Kemenhut dominan mengatur ”pemanfaatan hutan”, sedangkan KLH lebih fokus pada
perlindungan dan pelestarian lingkungan hidup. Cakupan Kemenhut juga terbatas
pada isu hutan dan kegiatan yang dilakukan dalam hutan, sedangkan cakupan KLH
lebih luas, menjangkau hutan, tambang, laut, sungai, udara, bahkan industri
dan seluruh pencemaran yang timbul dari kegiatan manusia. Perbedaan ini jika
dianalogikan dengan motor, Kemenhut adalah ”gas”, sedangkan KLH ”setir dan
rem” yang menetapkan arah dan rambu-rambu yang tak dapat dilanggar. Oleh
karena itu, banyak pengamat dan praktisi berpendapat kedua kementerian ini
tidak dapat disatukan.
Namun, tak berarti keduanya tak memiliki ”titik taut” satu sama
lain. Kemenhut sejak awal juga dibentuk untuk memastikan bahwa dalam
”pemanfaatan hutan dan hasil hutan” harus memperhatikan aneka fungsi hutan,
seperti fungsi konservasi, fungsi lindung, dan fungsi produksi, untuk
mencapai manfaat lingkungan, sosial, budaya, dan ekonomi, yang seimbang dan
lestari. Semua itu sangat erat korelasinya dengan fungsi yang dikerjakan oleh
KLH walaupun konteksnya melampaui isu hutan (beyond forestry).

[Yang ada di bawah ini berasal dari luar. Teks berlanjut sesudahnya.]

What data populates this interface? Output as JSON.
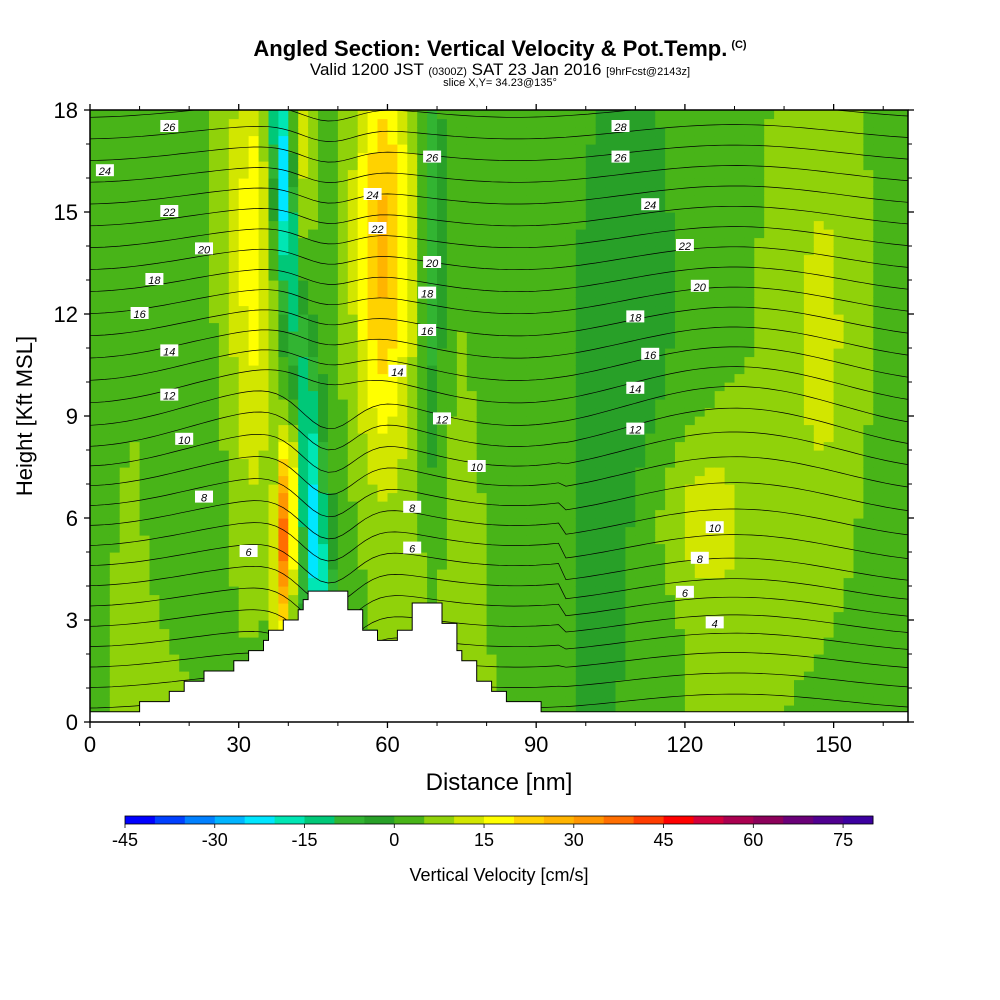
{
  "header": {
    "title": "Angled Section: Vertical Velocity & Pot.Temp.",
    "title_mark": "(C)",
    "subtitle_pre": "Valid 1200 JST",
    "subtitle_z": "(0300Z)",
    "subtitle_day": "SAT 23 Jan 2016",
    "subtitle_fcst": "[9hrFcst@2143z]",
    "slice": "slice X,Y= 34.23@135°"
  },
  "chart_data": {
    "type": "heatmap",
    "xlabel": "Distance [nm]",
    "ylabel": "Height [Kft MSL]",
    "xlim": [
      0,
      165
    ],
    "ylim": [
      0,
      18
    ],
    "xticks": [
      0,
      30,
      60,
      90,
      120,
      150
    ],
    "yticks": [
      0,
      3,
      6,
      9,
      12,
      15,
      18
    ],
    "grid": false,
    "colorbar": {
      "label": "Vertical Velocity [cm/s]",
      "range": [
        -45,
        80
      ],
      "step": 5,
      "tick_labels": [
        -45,
        -30,
        -15,
        0,
        15,
        30,
        45,
        60,
        75
      ],
      "colors": [
        "#0000ff",
        "#0040ff",
        "#0080ff",
        "#00b4ff",
        "#00e6ff",
        "#00e6b4",
        "#00c878",
        "#32b432",
        "#28a028",
        "#48b418",
        "#90d20a",
        "#d2e600",
        "#ffff00",
        "#ffd200",
        "#ffb400",
        "#ff9600",
        "#ff6e00",
        "#ff3c00",
        "#ff0000",
        "#d2003c",
        "#aa0050",
        "#8c005a",
        "#6a0078",
        "#500090",
        "#3c00a0"
      ]
    },
    "contour_field": "potential temperature",
    "contour_labels": [
      {
        "x": 16,
        "y": 17.5,
        "v": "26"
      },
      {
        "x": 3,
        "y": 16.2,
        "v": "24"
      },
      {
        "x": 16,
        "y": 15.0,
        "v": "22"
      },
      {
        "x": 23,
        "y": 13.9,
        "v": "20"
      },
      {
        "x": 13,
        "y": 13.0,
        "v": "18"
      },
      {
        "x": 10,
        "y": 12.0,
        "v": "16"
      },
      {
        "x": 16,
        "y": 10.9,
        "v": "14"
      },
      {
        "x": 16,
        "y": 9.6,
        "v": "12"
      },
      {
        "x": 19,
        "y": 8.3,
        "v": "10"
      },
      {
        "x": 23,
        "y": 6.6,
        "v": "8"
      },
      {
        "x": 32,
        "y": 5.0,
        "v": "6"
      },
      {
        "x": 57,
        "y": 15.5,
        "v": "24"
      },
      {
        "x": 58,
        "y": 14.5,
        "v": "22"
      },
      {
        "x": 69,
        "y": 16.6,
        "v": "26"
      },
      {
        "x": 69,
        "y": 13.5,
        "v": "20"
      },
      {
        "x": 68,
        "y": 12.6,
        "v": "18"
      },
      {
        "x": 68,
        "y": 11.5,
        "v": "16"
      },
      {
        "x": 62,
        "y": 10.3,
        "v": "14"
      },
      {
        "x": 71,
        "y": 8.9,
        "v": "12"
      },
      {
        "x": 78,
        "y": 7.5,
        "v": "10"
      },
      {
        "x": 65,
        "y": 6.3,
        "v": "8"
      },
      {
        "x": 65,
        "y": 5.1,
        "v": "6"
      },
      {
        "x": 107,
        "y": 17.5,
        "v": "28"
      },
      {
        "x": 107,
        "y": 16.6,
        "v": "26"
      },
      {
        "x": 113,
        "y": 15.2,
        "v": "24"
      },
      {
        "x": 120,
        "y": 14.0,
        "v": "22"
      },
      {
        "x": 123,
        "y": 12.8,
        "v": "20"
      },
      {
        "x": 110,
        "y": 11.9,
        "v": "18"
      },
      {
        "x": 113,
        "y": 10.8,
        "v": "16"
      },
      {
        "x": 110,
        "y": 9.8,
        "v": "14"
      },
      {
        "x": 110,
        "y": 8.6,
        "v": "12"
      },
      {
        "x": 126,
        "y": 5.7,
        "v": "10"
      },
      {
        "x": 123,
        "y": 4.8,
        "v": "8"
      },
      {
        "x": 120,
        "y": 3.8,
        "v": "6"
      },
      {
        "x": 126,
        "y": 2.9,
        "v": "4"
      }
    ],
    "terrain": [
      [
        0,
        0.3
      ],
      [
        10,
        0.3
      ],
      [
        10,
        0.6
      ],
      [
        16,
        0.6
      ],
      [
        16,
        0.9
      ],
      [
        19,
        0.9
      ],
      [
        19,
        1.2
      ],
      [
        23,
        1.2
      ],
      [
        23,
        1.5
      ],
      [
        26,
        1.5
      ],
      [
        29,
        1.5
      ],
      [
        29,
        1.8
      ],
      [
        32,
        1.8
      ],
      [
        32,
        2.1
      ],
      [
        35,
        2.1
      ],
      [
        35,
        2.4
      ],
      [
        36,
        2.4
      ],
      [
        36,
        2.7
      ],
      [
        39,
        2.7
      ],
      [
        39,
        3.0
      ],
      [
        42,
        3.0
      ],
      [
        42,
        3.3
      ],
      [
        43,
        3.3
      ],
      [
        43,
        3.6
      ],
      [
        44,
        3.6
      ],
      [
        44,
        3.85
      ],
      [
        52,
        3.85
      ],
      [
        52,
        3.3
      ],
      [
        55,
        3.3
      ],
      [
        55,
        2.7
      ],
      [
        58,
        2.7
      ],
      [
        58,
        2.4
      ],
      [
        62,
        2.4
      ],
      [
        62,
        2.7
      ],
      [
        65,
        2.7
      ],
      [
        65,
        3.5
      ],
      [
        71,
        3.5
      ],
      [
        71,
        2.9
      ],
      [
        74,
        2.9
      ],
      [
        74,
        2.1
      ],
      [
        75,
        2.1
      ],
      [
        75,
        1.8
      ],
      [
        78,
        1.8
      ],
      [
        78,
        1.2
      ],
      [
        81,
        1.2
      ],
      [
        81,
        0.9
      ],
      [
        84,
        0.9
      ],
      [
        84,
        0.6
      ],
      [
        91,
        0.6
      ],
      [
        91,
        0.3
      ],
      [
        165,
        0.3
      ]
    ],
    "note": "Vertical velocity field shaded by colour; potential temperature contours every 1 unit."
  }
}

Titik taut lain adalah dalam memastikan penaatan (compliance) atas aturan dan standar
lingkungan yang telah ditetapkan dalam regulasi. Kemenhut berkewajiban
memastikan semua pemegang izin usaha sektor kehutanan menjalankan semua
persyaratan izin serta wajib melakukan penegakan hukum pada pemegang izin dan
masyarakat yang merusak kawasan hutan. Kewenangan ini juga dimiliki KLH,
bahkan Kemenhut dan KLH dalam kerangka hukum yang ada sekarang dapat bekerja
sama dalam penegakan hukum kehutanan dan lingkungan. Contoh, dalam kasus
pembakaran hutan dan penebangan liar, kedua instansi seharusnya bekerja sama
dalam penegakan hukumnya meski selama ini tak akur dalam menjalankan fungsi
penegakan hukum ini.
Titik taut ini dapat jadi modal awal bekerja sama dalam format
kabinet sekarang. Penggabungan diharapkan juga bisa menghilangkan ego
sektoral yang selama ini banyak dikeluhkan, sekaligus mengefektifkan
pengawasan perizinan dan penegakan hukum di Kemenhut.
Kekhawatiran
Terlepas dari adanya ”titik taut”, banyak pengamat dan praktisi
mengkhawatirkan manfaat penggabungan. Hal ini terkait belum adanya kerangka
hukum yang akan dipakai sebagai landasan kerja kementerian baru ini.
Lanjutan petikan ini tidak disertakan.